I also see that he's being billed as the opening act for the Dead. Oh, puh-leeze. Bob? Opening for ANYBODY?
Of course, there's this little teaser, which I'm sure is just to keep people like me in our seats, once The Bob leaves the stage: Bob will be sitting in with the Dead on part of their set.
And big deal. I'm there for the Bob, and nothing else. Christ, do I sound crabby today or what...
Going to see The Bob tomorrow night, even though he's on a bill with the (remaining) Grateful Dead. I've never been a huge Dead fan, and early on decided that I really dislike Deadheads. In fact, it was the prospect of being in a room full of them (albeit a very, very, large room) that had me hemming and hawing about actually going to the show.
Then I realized how old that made me feel and sound, and immediately got on line and bought the tickets.
It was my experience in college that Deadheads always had the very best audio equipment, but all they ever played was the Dead. They universally wore plaid flannel shirts, hiking boots and too much patchouli. Men or women, it made no difference. They tended to be pasty, ill-looking vegetarians, too. I have never had reason to update this opinion of Deadheads, either.

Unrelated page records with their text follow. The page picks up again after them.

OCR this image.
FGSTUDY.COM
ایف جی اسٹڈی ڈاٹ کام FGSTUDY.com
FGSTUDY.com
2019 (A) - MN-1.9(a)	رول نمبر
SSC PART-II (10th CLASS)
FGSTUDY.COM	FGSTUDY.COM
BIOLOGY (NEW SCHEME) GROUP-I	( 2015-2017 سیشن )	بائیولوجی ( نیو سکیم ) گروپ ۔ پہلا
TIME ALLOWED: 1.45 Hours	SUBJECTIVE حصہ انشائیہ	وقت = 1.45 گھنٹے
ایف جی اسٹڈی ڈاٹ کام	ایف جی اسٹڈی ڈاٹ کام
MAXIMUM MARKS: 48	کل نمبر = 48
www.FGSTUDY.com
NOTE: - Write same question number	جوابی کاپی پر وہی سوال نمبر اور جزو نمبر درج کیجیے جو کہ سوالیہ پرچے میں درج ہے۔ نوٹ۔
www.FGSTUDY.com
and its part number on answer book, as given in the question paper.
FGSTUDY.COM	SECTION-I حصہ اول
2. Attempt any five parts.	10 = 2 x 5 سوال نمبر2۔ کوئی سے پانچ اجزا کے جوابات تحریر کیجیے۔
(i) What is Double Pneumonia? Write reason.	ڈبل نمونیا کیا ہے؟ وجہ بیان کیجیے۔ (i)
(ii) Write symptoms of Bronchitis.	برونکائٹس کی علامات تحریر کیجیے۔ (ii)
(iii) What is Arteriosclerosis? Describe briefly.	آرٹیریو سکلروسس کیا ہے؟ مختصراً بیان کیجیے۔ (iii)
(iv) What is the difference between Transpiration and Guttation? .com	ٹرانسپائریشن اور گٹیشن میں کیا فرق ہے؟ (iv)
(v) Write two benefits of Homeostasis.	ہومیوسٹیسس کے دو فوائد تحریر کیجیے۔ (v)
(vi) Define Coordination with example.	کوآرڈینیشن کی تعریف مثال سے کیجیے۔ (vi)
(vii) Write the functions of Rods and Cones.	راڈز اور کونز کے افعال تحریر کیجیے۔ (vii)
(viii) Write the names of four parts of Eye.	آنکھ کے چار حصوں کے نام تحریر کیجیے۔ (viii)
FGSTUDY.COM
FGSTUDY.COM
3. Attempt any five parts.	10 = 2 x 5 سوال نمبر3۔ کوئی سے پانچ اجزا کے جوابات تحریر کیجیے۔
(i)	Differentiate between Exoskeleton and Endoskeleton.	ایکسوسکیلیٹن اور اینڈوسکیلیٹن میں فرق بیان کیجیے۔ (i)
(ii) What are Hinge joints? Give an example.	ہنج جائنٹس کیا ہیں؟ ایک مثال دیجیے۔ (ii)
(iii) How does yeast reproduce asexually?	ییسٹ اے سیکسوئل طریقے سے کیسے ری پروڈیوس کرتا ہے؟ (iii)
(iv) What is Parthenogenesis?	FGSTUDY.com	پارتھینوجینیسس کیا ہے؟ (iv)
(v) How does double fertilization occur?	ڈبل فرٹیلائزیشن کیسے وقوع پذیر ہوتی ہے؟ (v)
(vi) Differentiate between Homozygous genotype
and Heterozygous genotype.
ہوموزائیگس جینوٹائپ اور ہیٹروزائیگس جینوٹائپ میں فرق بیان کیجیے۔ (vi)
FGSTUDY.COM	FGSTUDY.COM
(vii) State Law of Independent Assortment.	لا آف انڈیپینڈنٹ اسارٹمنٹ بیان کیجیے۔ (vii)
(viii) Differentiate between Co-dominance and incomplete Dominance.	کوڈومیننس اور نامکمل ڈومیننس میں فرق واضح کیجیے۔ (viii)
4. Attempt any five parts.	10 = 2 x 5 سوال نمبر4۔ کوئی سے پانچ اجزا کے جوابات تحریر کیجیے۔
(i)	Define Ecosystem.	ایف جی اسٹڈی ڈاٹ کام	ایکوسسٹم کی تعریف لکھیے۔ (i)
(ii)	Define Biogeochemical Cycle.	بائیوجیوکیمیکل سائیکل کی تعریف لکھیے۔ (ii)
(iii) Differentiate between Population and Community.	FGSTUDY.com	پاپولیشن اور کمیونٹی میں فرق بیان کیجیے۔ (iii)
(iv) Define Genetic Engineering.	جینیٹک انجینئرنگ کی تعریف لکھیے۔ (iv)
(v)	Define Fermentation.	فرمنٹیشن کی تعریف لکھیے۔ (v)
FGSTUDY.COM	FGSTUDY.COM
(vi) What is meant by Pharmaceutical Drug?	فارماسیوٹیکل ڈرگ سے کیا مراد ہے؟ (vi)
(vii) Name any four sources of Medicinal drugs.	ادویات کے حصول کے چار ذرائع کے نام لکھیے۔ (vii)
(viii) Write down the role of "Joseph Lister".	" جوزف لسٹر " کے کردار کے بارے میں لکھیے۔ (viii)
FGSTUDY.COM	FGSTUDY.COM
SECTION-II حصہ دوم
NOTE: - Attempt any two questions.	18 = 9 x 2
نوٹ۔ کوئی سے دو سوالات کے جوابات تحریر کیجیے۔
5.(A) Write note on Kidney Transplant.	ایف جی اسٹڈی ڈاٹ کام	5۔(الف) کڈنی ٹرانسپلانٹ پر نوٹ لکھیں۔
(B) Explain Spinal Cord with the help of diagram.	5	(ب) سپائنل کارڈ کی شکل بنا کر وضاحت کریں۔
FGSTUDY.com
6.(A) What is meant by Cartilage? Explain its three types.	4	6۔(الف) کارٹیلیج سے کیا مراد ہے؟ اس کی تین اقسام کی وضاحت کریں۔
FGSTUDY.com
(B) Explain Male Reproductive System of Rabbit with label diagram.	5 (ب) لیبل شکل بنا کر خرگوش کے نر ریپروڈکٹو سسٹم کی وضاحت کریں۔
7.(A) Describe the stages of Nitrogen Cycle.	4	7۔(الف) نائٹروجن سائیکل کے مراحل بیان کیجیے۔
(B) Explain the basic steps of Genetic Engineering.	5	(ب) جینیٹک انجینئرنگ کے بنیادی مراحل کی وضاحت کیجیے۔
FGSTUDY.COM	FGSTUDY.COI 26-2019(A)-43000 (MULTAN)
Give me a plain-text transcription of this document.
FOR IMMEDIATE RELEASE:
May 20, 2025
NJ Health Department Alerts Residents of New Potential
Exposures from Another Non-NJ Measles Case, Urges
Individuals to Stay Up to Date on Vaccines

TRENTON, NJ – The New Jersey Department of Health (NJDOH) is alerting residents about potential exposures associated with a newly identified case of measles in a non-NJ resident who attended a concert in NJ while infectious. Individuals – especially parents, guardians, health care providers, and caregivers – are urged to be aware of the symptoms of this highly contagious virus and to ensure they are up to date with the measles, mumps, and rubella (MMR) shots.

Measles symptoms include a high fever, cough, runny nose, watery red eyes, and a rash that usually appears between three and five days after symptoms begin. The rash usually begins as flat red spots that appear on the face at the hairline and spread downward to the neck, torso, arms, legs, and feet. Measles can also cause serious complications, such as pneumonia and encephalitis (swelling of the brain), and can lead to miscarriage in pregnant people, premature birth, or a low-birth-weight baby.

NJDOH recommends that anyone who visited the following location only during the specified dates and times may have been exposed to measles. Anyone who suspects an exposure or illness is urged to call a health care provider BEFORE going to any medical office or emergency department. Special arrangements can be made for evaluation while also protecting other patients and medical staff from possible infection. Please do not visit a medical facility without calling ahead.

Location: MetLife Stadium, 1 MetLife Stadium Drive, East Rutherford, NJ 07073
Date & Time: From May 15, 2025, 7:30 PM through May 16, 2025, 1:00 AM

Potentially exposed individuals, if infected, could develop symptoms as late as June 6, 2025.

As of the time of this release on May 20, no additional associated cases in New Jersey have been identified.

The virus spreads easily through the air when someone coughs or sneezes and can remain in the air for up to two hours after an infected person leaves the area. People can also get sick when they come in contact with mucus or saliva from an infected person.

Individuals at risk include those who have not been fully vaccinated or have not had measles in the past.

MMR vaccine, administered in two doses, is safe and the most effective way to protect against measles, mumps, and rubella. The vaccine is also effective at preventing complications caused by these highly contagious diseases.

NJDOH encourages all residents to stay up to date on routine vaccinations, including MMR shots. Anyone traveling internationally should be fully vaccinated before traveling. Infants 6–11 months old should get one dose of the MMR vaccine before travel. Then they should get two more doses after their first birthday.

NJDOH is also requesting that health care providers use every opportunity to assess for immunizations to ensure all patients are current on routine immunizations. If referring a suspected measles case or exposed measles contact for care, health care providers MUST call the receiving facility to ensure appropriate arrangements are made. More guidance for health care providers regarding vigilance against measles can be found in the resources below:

And, worst of all faults, aside from the tragic fashion sense, was their obsession with all things Dead.
As someone with a healthy obsession for all things Bob, one could easily assume that their obsession would only endear them to me. It did not. It does not. There is a fine line between obsessed and crazy, and for me, Deadheads tend to fall to the other side of that line.
Case in point: a vacation many years ago to the island of Nantucket. The host was an old-money preppie. He had two suitcases. One contained his Izod shirts and khaki shorts, and the other contained nothing but Dead bootlegs. This was all he brought for a long weekend house party. Nothing but Dead bootlegs, and he wanted us all to listen to the various drum solos from a pair of shows in Dusselburg, to compare and contrast the 15 minute solo on each tape. I thought I'd have to push pencils through my eardrums to escape.
I, yes even I, will pack something other than Bob or Bruce for an extended weekend with guests who might not share my obsession. And that's the difference between obsessed and crazy.